Author: Niamh Frame
Last year I had the pleasure of going to the Université de Savoie Mont Blanc in Chambéry (SE France) as part of my Joint Honours Law with French. From my first couple of lectures, I was welcomed by the French students and also professors. I think this was the great thing about going to a small university (there are 5,400 students on the Jacob-Bellecombette campus); it feels casual and friendly. In addition, the approach of study abroad staff was very hands on; they knew all the students and their needs. At no point did I feel confused or stressed about document deadlines or timetabling issues, because I knew all I had to do was send an email and I would get a punctual response. Though it took a while for some documents to be signed, I was always told why this was by international relations officer for law quickly, so I had no cause for concern.
Courses at the university
The courses at the university are taught generally very well, with professors encouraging Erasmus students to speak to them during the break between hours of class if they are in need of extra support. All the professors were pleased to have Erasmus students taking their subjects and were really accommodating.

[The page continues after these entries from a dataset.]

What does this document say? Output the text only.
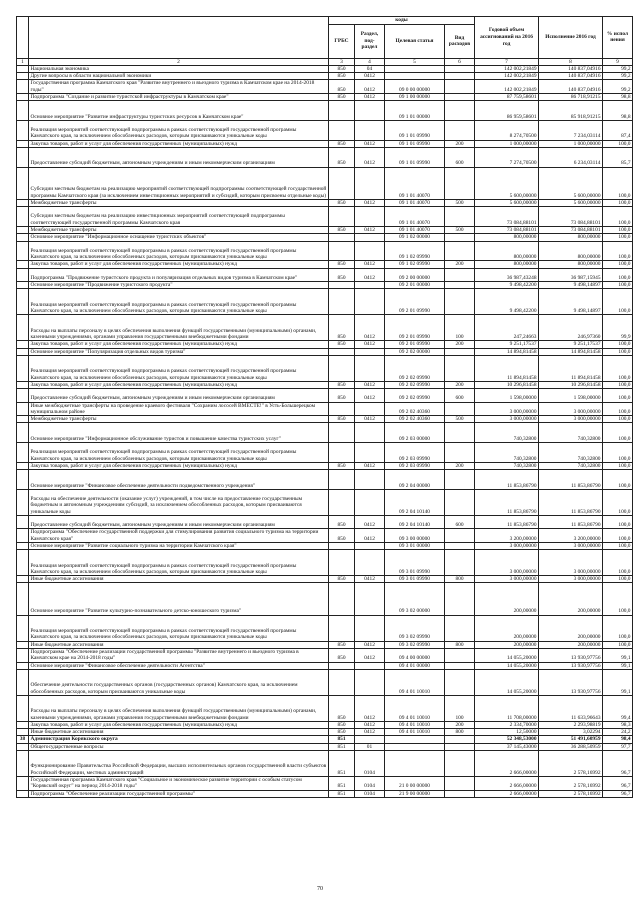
		коды				Годовой объем ассигнований на 2016 год	Исполнение 2016 год	% испол нения
		ГРБС	Раздел, под-раздел	Целевая статья	Вид расходов			
1	2	3	4	5	6	7	8	9
	Национальная экономика	850	04			142 002,21849	140 837,04916	99,2
	Другие вопросы в области национальной экономики	850	0412			142 002,21849	140 837,04916	99,2
	Государственная программа Камчатского края "Развитие внутреннего и въездного туризма в Камчатском крае на 2014-2018 годы"	850	0412	09 0 00 00000		142 002,21849	140 837,04916	99,2
	Подпрограмма "Создание и развитие туристской инфраструктуры в Камчатском крае"	850	0412	09 1 00 00000		87 759,58601	86 718,91215	98,8
	Основное мероприятие "Развитие инфраструктуры туристских ресурсов в Камчатском крае"			09 1 01 00000		86 959,58601	85 918,91215	98,8
	Реализация мероприятий соответствующей подпрограммы в рамках соответствующей государственной программы Камчатского края, за исключением обособленных расходов, которым присваиваются уникальные коды			09 1 01 09990		8 274,70500	7 234,03114	87,4
	Закупка товаров, работ и услуг для обеспечения государственных (муниципальных) нужд	850	0412	09 1 01 09990	200	1 000,00000	1 000,00000	100,0
	Предоставление субсидий бюджетным, автономным учреждениям и иным некоммерческим организациям	850	0412	09 1 01 09990	600	7 274,70500	6 234,03114	85,7
	Субсидии местным бюджетам на реализацию мероприятий соответствующей подпрограммы соответствующей государственной программы Камчатского края (за исключением инвестиционных мероприятий и субсидий, которым присвоены отдельные коды)			09 1 01 40070		5 600,00000	5 600,00000	100,0
	Межбюджетные трансферты	850	0412	09 1 01 40070	500	5 600,00000	5 600,00000	100,0
	Субсидии местным бюджетам на реализацию инвестиционных мероприятий соответствующей подпрограммы соответствующей государственной программы Камчатского края			09 1 01 40070		73 084,88101	73 084,88101	100,0
	Межбюджетные трансферты	850	0412	09 1 01 40070	500	73 084,88101	73 084,88101	100,0
	Основное мероприятие "Информационное оснащение туристских объектов"			09 1 02 00000		800,00000	800,00000	100,0
	Реализация мероприятий соответствующей подпрограммы в рамках соответствующей государственной программы Камчатского края, за исключением обособленных расходов, которым присваиваются уникальные коды			09 1 02 09990		800,00000	800,00000	100,0
	Закупка товаров, работ и услуг для обеспечения государственных (муниципальных) нужд	850	0412	09 1 02 09990	200	800,00000	800,00000	100,0
	Подпрограмма "Продвижение туристского продукта и популяризация отдельных видов туризма в Камчатском крае"	850	0412	09 2 00 00000		36 987,43248	36 987,15945	100,0
	Основное мероприятие "Продвижение туристского продукта"			09 2 01 00000		9 498,42200	9 498,14897	100,0
	Реализация мероприятий соответствующей подпрограммы в рамках соответствующей государственной программы Камчатского края, за исключением обособленных расходов, которым присваиваются уникальные коды			09 2 01 09990		9 498,42200	9 498,14897	100,0
	Расходы на выплаты персоналу в целях обеспечения выполнения функций государственными (муниципальными) органами, казенными учреждениями, органами управления государственными внебюджетными фондами	850	0412	09 2 01 09990	100	247,24663	246,97360	99,9
	Закупка товаров, работ и услуг для обеспечения государственных (муниципальных) нужд	850	0412	09 2 01 09990	200	9 251,17537	9 251,17537	100,0
	Основное мероприятие "Популяризация отдельных видов туризма"			09 2 02 00000		14 894,81458	14 894,81458	100,0
	Реализация мероприятий соответствующей подпрограммы в рамках соответствующей государственной программы Камчатского края, за исключением обособленных расходов, которым присваиваются уникальные коды			09 2 02 09990		11 894,81458	11 894,81458	100,0
	Закупка товаров, работ и услуг для обеспечения государственных (муниципальных) нужд	850	0412	09 2 02 09990	200	10 296,81458	10 296,81458	100,0
	Предоставление субсидий бюджетным, автономным учреждениям и иным некоммерческим организациям	850	0412	09 2 02 09990	600	1 598,00000	1 598,00000	100,0
	Иные межбюджетные трансферты на проведение краевого фестиваля "Сохраним лососей ВМЕСТЕ!" в Усть-Большерецком муниципальном районе			09 2 02 40360		3 000,00000	3 000,00000	100,0
	Межбюджетные трансферты	850	0412	09 2 02 40360	500	3 000,00000	3 000,00000	100,0
	Основное мероприятие "Информационное обслуживание туристов и повышение качества туристских услуг"			09 2 03 00000		740,32800	740,32800	100,0
	Реализация мероприятий соответствующей подпрограммы в рамках соответствующей государственной программы Камчатского края, за исключением обособленных расходов, которым присваиваются уникальные коды			09 2 03 09990		740,32800	740,32800	100,0
	Закупка товаров, работ и услуг для обеспечения государственных (муниципальных) нужд	850	0412	09 2 03 09990	200	740,32800	740,32800	100,0
	Основное мероприятие "Финансовое обеспечение деятельности подведомственного учреждения"			09 2 04 00000		11 853,86790	11 853,86790	100,0
	Расходы на обеспечение деятельности (оказание услуг) учреждений, в том числе на предоставление государственным бюджетным и автономным учреждениям субсидий, за исключением обособленных расходов, которым присваиваются уникальные коды			09 2 04 10140		11 853,86790	11 853,86790	100,0
	Предоставление субсидий бюджетным, автономным учреждениям и иным некоммерческим организациям	850	0412	09 2 04 10140	600	11 853,86790	11 853,86790	100,0
	Подпрограмма "Обеспечение государственной поддержки для стимулирования развития социального туризма на территории Камчатского края"	850	0412	09 3 00 00000		3 200,00000	3 200,00000	100,0
	Основное мероприятие "Развитие социального туризма на территории Камчатского края"			09 3 01 00000		3 000,00000	3 000,00000	100,0
	Реализация мероприятий соответствующей подпрограммы в рамках соответствующей государственной программы Камчатского края, за исключением обособленных расходов, которым присваиваются уникальные коды			09 3 01 09990		3 000,00000	3 000,00000	100,0
	Иные бюджетные ассигнования	850	0412	09 3 01 09990	800	3 000,00000	3 000,00000	100,0
	Основное мероприятие "Развитие культурно-познавательного детско-юношеского туризма"			09 3 02 00000		200,00000	200,00000	100,0
	Реализация мероприятий соответствующей подпрограммы в рамках соответствующей государственной программы Камчатского края, за исключением обособленных расходов, которым присваиваются уникальные коды			09 3 02 09990		200,00000	200,00000	100,0
	Иные бюджетные ассигнования	850	0412	09 3 02 09990	800	200,00000	200,00000	100,0
	Подпрограмма "Обеспечение реализации государственной программы "Развитие внутреннего и въездного туризма в Камчатском крае на 2014-2018 годы"	850	0412	09 4 00 00000		14 055,20000	13 930,97756	99,1
	Основное мероприятие "Финансовое обеспечение деятельности Агентства"			09 4 01 00000		14 055,20000	13 930,97756	99,1
	Обеспечение деятельности государственных органов (государственных органов) Камчатского края, за исключением обособленных расходов, которым присваиваются уникальные коды			09 4 01 10010		14 055,20000	13 930,97756	99,1
	Расходы на выплаты персоналу в целях обеспечения выполнения функций государственными (муниципальными) органами, казенными учреждениями, органами управления государственными внебюджетными фондами	850	0412	09 4 01 10010	100	11 708,00000	11 633,96643	99,4
	Закупка товаров, работ и услуг для обеспечения государственных (муниципальных) нужд	850	0412	09 4 01 10010	200	2 334,70000	2 293,98819	98,3
	Иные бюджетные ассигнования	850	0412	09 4 01 10010	800	12,50000	3,02294	24,2
38	Администрация Корякского округа	851				52 348,53000	51 491,60959	98,4
	Общегосударственные вопросы	851	01			37 145,43000	36 288,50959	97,7
	Функционирование Правительства Российской Федерации, высших исполнительных органов государственной власти субъектов Российской Федерации, местных администраций	851	0104			2 666,00000	2 578,16992	96,7
	Государственная программа Камчатского края "Социальное и экономическое развитие территории с особым статусом "Корякский округ" на период 2014-2018 годы"	851	0104	21 0 00 00000		2 666,00000	2 578,16992	96,7
	Подпрограмма "Обеспечение реализации государственной программы"	851	0104	21 9 00 00000		2 666,00000	2 578,16992	96,7
70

I would also strongly encourage people to make French friends; at the university people were lovely and I felt fully integrated and comfortable in no time. Not only is it great for your language, it also gives you an insight into authentic French university life in Savoie. Plus, if you ask your French friends for help or course notes then they will likely oblige! They understand how hard it is to learn a different law in a different language. To prepare for learning in French, I would recommend listening to French podcasts and radio to get used to hearing a different language constantly. It is useful to note that you have to do French classes anyway.
The French legal system and exams
One particularly good thing about French law is the Codes: with their civil system all the cases are short (I didn’t have to read many anyway!) and the legislation is usually quite concise. There is no need to buy a Code however, as at Chambéry most of the Erasmus exams are oral (I only had one written exam out of about 10 law subjects over two semesters). This is not an exam set-up to worry about, it gives you room to manoeuvre to showcase what you really know and if you are interested in the subject this is a great way to show your lecturer that you’re engaged, which often ends up increasing your mark!
The courses require work and patience, of course, but I still found plenty of time for socialising and making the absolute most of this experience. The University is amazing for putting on activities for students, whether Erasmus/exchange or not. Before classes started in September, I took part in an integration week for international students at a ski resort where I met so many of my international friends. We did lots: hiking, swimming in the lakes, French classes, a tour of the beautiful town of Annecy and an assault course with ziplines in the trees with Mont Blanc in the distance! During term time, every weekend in the first semester the University put on hikes for students and apéro drinks nights for international students. You went out at 0730 in the morning and would come back at 1700 at night on a Saturday, and the views were incredible. The amazing thing about being in the Alps too was that all second semester the University were putting on skiing trips! In second semester, the final year law students got the chance to go to Geneva for a day which included a visit to the Red Cross Museum and a guided tour of the United Nations. This was free!
Even if you wanted to organise your own trips, it was generally inexpensive to do so. Chambéry had great transport links, with lots of buses to Germany, Switzerland and Italy stopping there. There is a TGV that goes directly to Paris via Lyon, and the bus to Geneva only takes an hour.
The only downside is the cost of living. The larger cheaper supermarkets (E.Leclerc for example) are further outside the town, so having a bike or taking the bus would probably be necessary for grocery shopping. The smaller supermarkets (Monoprix, Carrefour City, Franprix) were rather expensive. My accommodation (Résidence Univercity) was just over 500 euros a month, which included wifi and heating, and I loved it. I was in a basic studio, but my friends were all either just down the hall or a couple of floors down. The staff were really helpful too, which is great because French bureaucracy can be so convoluted. I kept my own phone contract, but lots of my friends got new ones and I wasn’t aware of any issues. Opening a student bank account with BNP Paribas was surprisingly simple too, and the online banking was easy to use.
Overall, I had a wonderful year and I would encourage everyone studying Law with French to consider the Université de Savoie Mont Blanc in Chambéry for their year abroad. The support I had from the university and the access I had to activities was exceptional. My advice to anyone going abroad full stop would be to throw yourself into classes and making friends, and don’t turn down any invitations!